PPAP, short for Production Part Approval Process, is a structured method used primarily in the automotive and related industries to demonstrate that a supplier’s production process can consistently manufacture parts that meet all customer engineering and quality requirements. It is a core element of automotive quality frameworks, commonly aligned with IATF 16949 and AIAG guidance.

What PPAP includes

PPAP commonly refers to both:

• The end-to-end approval process between customer and supplier for a production part, and
• The standardized set of documents and records that provide evidence of process and product capability.

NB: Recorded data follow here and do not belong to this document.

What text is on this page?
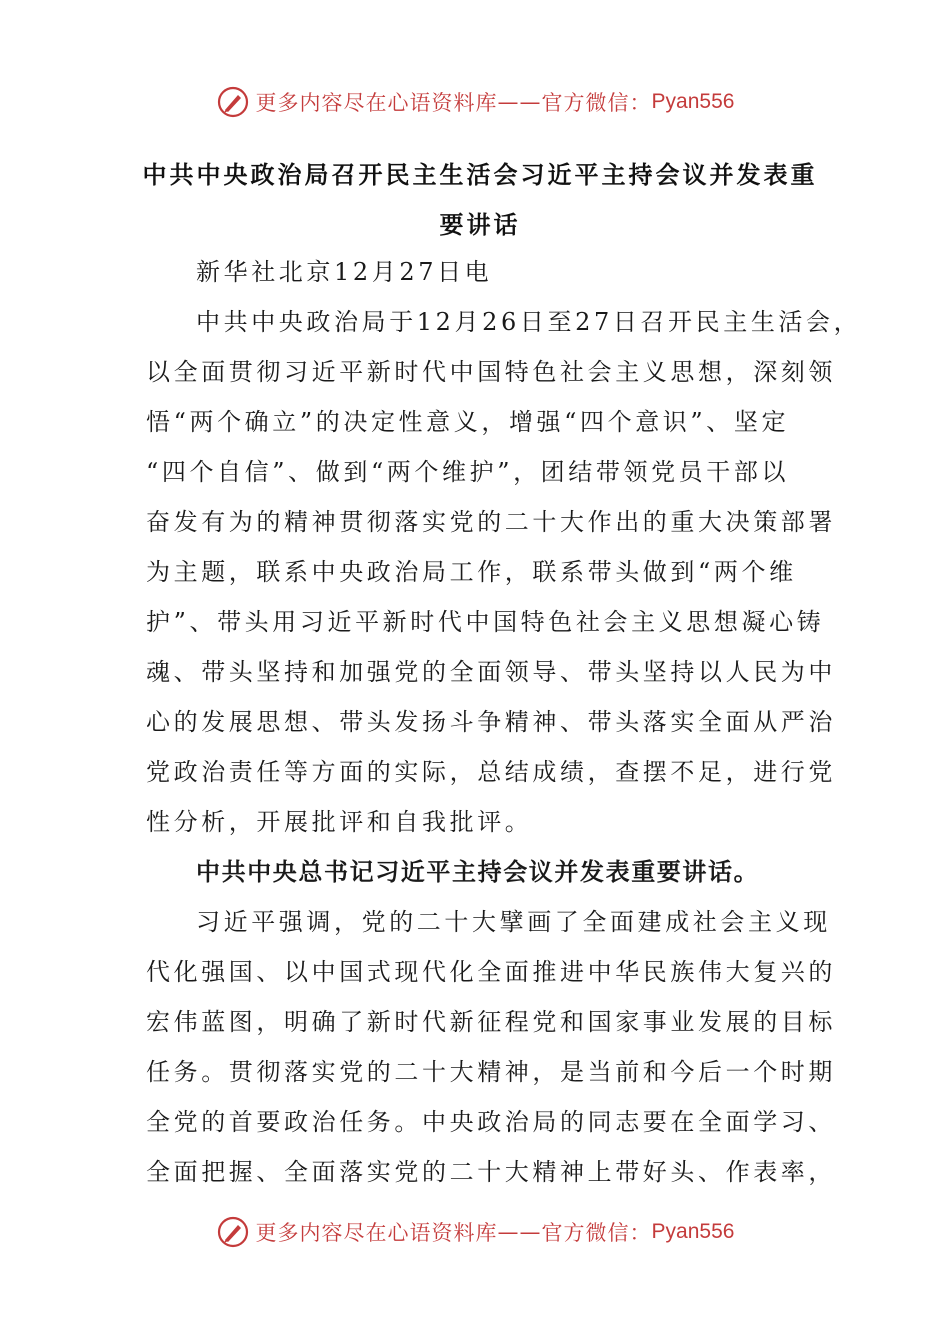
更多内容尽在心语资料库 —— 官方微信： Pyan556
中共中央政治局召开民主生活会习近平主持会议并发表重
要讲话
新华社北京12月27日电
中共中央政治局于12月26日至27日召开民主生活会，
以全面贯彻习近平新时代中国特色社会主义思想，深刻领
悟“两个确立”的决定性意义，增强“四个意识”、坚定
“四个自信”、做到“两个维护”，团结带领党员干部以
奋发有为的精神贯彻落实党的二十大作出的重大决策部署
为主题，联系中央政治局工作，联系带头做到“两个维
护”、带头用习近平新时代中国特色社会主义思想凝心铸
魂、带头坚持和加强党的全面领导、带头坚持以人民为中
心的发展思想、带头发扬斗争精神、带头落实全面从严治
党政治责任等方面的实际，总结成绩，查摆不足，进行党
性分析，开展批评和自我批评。
中共中央总书记习近平主持会议并发表重要讲话。
习近平强调，党的二十大擘画了全面建成社会主义现
代化强国、以中国式现代化全面推进中华民族伟大复兴的
宏伟蓝图，明确了新时代新征程党和国家事业发展的目标
任务。贯彻落实党的二十大精神，是当前和今后一个时期
全党的首要政治任务。中央政治局的同志要在全面学习、
全面把握、全面落实党的二十大精神上带好头、作表率，
更多内容尽在心语资料库 —— 官方微信： Pyan556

A typical PPAP submission package can include items such as:

• Design records and approved engineering changes
• Design Failure Mode and Effects Analysis (DFMEA)
• Process Flow Diagram and Process FMEA (PFMEA)
• Control Plan and documented special characteristics
• Measurement System Analysis (MSA) studies
• Initial process capability studies (e.g., Cp, Cpk)
• Dimensional and material test results
• Qualified production samples and master samples
• Records of approved manufacturing tools and gages
• Part Submission Warrant (PSW) or equivalent approval form

Operational use in manufacturing

Operationally, PPAP is used when:

• Launching a new part or product family
• Making significant changes to design, material, or manufacturing process
• Transferring production to a new plant, supplier, or piece of equipment
• Resuming production after a long shutdown or quality concern

In regulated and automotive environments, PPAP activities interact with MES, ERP, laboratory systems, and document control systems. Data used in PPAP (such as process capability, inspection results, and change history) is often sourced from shop-floor data collection, quality management systems, and controlled engineering records.

Relationship to IATF 16949 and quality systems

In the automotive sector, PPAP is commonly expected by OEMs and tiered suppliers as part of meeting IATF 16949 requirements. While IATF 16949 describes the need for robust product and process validation, PPAP provides a concrete, standardized way to organize the evidence. However, PPAP on its own does not indicate certification, full compliance, or customer approval; it is one component inside a broader quality management system.

What PPAP is not

• It is not a single test or inspection; it is a collection of documents, data, and approvals.
• It is not a replacement for ongoing process control, SPC, or routine inspections.
• It is not, by itself, proof of regulatory or standard compliance, nor a guarantee of quality performance over time.

Common confusion

PPAP vs. First Article Inspection (FAI): FAI usually focuses on verifying that a particular build or first production run meets design requirements, often at the part level. PPAP is broader and includes validation of the entire manufacturing process, associated risk analyses, and documented control strategies.

PPAP vs. control plan: A control plan is one document inside the PPAP package that describes how characteristics will be controlled and monitored in production. The PPAP package includes the control plan plus other design, risk, test, and capability evidence.

Context beyond automotive

Although PPAP originated and is most formalized in the automotive industry, similar approaches are sometimes adopted in aerospace, industrial equipment, and other manufacturing sectors when customers require structured evidence that a process is capable before full production release.